SCU-Coup im Franken-Derby

Viel Gefühl: Dennis Bloemke (SCU) gewann mit 7:6/6:3 gegen Nürnbergs Franzosen Pierre-Hugues Herbert.
Viel Gefühl: Dennis Bloemke (SCU) gewann mit 7:6/6:3 gegen Nürnbergs Franzosen Pierre-Hugues Herbert.

(05.08.2013)  Jubel in Uttenreuth, bittere Pille für den 1. FC Nürnberg: Die Liga-Neulinge vom SCU konnten das erste fränkische Derby in der Zweiten Bundesliga am Valznerweiher fast sensationell mit 5:4 für sich entscheiden.

Die große Überraschung zeichnete sich bereits in der ersten Einzelrunde ab, als der Aufsteiger aus der 4.900-Seelen-Gemeinde alle Partien gewann und mit 3:0 in Führung ging.

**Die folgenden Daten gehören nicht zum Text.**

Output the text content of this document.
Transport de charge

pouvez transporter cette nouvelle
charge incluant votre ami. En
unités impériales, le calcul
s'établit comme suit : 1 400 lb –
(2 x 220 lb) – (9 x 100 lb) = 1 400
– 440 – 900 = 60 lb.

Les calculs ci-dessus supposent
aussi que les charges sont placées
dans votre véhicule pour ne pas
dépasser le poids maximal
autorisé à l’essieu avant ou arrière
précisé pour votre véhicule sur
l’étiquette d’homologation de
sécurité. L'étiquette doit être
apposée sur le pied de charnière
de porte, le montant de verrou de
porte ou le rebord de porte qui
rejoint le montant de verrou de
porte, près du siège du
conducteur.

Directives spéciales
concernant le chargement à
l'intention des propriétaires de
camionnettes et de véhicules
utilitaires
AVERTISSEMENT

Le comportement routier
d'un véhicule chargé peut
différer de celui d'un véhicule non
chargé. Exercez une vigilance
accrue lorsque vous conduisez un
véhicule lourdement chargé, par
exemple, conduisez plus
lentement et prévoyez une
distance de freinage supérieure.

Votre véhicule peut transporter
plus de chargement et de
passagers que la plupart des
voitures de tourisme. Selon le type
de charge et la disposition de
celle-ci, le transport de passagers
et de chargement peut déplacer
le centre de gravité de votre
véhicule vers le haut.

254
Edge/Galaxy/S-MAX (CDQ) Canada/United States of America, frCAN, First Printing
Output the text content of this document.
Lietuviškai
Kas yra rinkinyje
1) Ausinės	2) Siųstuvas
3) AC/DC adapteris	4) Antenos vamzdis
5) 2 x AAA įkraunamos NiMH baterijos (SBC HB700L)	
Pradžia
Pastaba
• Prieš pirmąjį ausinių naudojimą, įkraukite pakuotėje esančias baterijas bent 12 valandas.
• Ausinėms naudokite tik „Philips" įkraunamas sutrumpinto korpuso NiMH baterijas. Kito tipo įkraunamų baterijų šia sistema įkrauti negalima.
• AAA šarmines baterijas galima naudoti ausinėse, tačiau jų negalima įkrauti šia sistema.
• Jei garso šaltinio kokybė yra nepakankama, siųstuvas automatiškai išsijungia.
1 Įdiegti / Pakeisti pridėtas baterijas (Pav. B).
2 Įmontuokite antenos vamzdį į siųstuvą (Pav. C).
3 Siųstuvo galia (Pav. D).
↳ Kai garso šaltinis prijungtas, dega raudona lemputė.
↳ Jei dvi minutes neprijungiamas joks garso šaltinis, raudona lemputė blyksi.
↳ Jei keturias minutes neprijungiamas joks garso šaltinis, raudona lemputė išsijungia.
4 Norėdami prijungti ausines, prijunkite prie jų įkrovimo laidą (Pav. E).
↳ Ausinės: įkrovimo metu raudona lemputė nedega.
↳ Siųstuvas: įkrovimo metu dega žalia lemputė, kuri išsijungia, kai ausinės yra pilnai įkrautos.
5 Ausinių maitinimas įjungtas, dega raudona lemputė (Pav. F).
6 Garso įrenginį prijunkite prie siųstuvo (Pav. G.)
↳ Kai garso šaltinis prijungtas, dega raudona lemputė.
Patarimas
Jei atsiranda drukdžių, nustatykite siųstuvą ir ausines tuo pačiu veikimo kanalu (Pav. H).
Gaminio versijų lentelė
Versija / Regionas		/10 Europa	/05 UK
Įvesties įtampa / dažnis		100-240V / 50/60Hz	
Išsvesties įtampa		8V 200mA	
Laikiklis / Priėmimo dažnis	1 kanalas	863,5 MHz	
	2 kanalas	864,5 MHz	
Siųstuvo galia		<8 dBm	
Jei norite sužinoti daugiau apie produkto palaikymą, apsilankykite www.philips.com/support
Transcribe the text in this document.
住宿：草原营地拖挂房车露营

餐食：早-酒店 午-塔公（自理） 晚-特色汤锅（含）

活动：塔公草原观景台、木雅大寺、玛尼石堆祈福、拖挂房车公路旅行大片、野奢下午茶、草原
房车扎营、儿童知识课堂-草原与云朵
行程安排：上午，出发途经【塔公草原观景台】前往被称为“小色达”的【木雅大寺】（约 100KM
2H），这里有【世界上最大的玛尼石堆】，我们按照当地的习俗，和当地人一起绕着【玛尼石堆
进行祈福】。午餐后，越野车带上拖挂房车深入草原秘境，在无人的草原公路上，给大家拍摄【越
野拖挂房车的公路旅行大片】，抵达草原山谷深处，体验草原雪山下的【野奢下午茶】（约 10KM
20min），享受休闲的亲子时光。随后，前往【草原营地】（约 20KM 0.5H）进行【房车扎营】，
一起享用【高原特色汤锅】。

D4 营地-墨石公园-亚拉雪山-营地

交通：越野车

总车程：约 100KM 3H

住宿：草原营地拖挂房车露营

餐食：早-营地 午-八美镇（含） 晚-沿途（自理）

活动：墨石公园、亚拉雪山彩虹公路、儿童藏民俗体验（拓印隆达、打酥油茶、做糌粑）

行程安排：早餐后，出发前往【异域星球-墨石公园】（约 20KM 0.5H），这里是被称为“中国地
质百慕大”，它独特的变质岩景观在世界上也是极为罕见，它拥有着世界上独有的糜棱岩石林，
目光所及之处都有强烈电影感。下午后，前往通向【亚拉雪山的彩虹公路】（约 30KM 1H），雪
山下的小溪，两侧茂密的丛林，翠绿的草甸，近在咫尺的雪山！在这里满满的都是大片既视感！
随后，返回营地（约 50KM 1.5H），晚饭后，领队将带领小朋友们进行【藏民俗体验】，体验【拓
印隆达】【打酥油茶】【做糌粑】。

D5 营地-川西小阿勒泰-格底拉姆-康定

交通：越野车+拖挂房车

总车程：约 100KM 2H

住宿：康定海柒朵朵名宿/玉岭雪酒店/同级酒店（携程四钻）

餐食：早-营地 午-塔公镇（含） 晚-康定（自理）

Dabei war der 1. FCN, der einem Derby-Sieg hohe Priorität eingeräumt hatte, mit der in dieser Saison nominell stärksten Aufstellung angetreten. Der Ärger der Club-Akteure spiegelte sich auch in drei zerhackten Schlägern wider. In der zweiten Einzelrunde ließen die Hausherren den Gästen aus Uttenreuth dann kaum Chancen und glichen mit drei souveränen Siegen zum 3:3 aus.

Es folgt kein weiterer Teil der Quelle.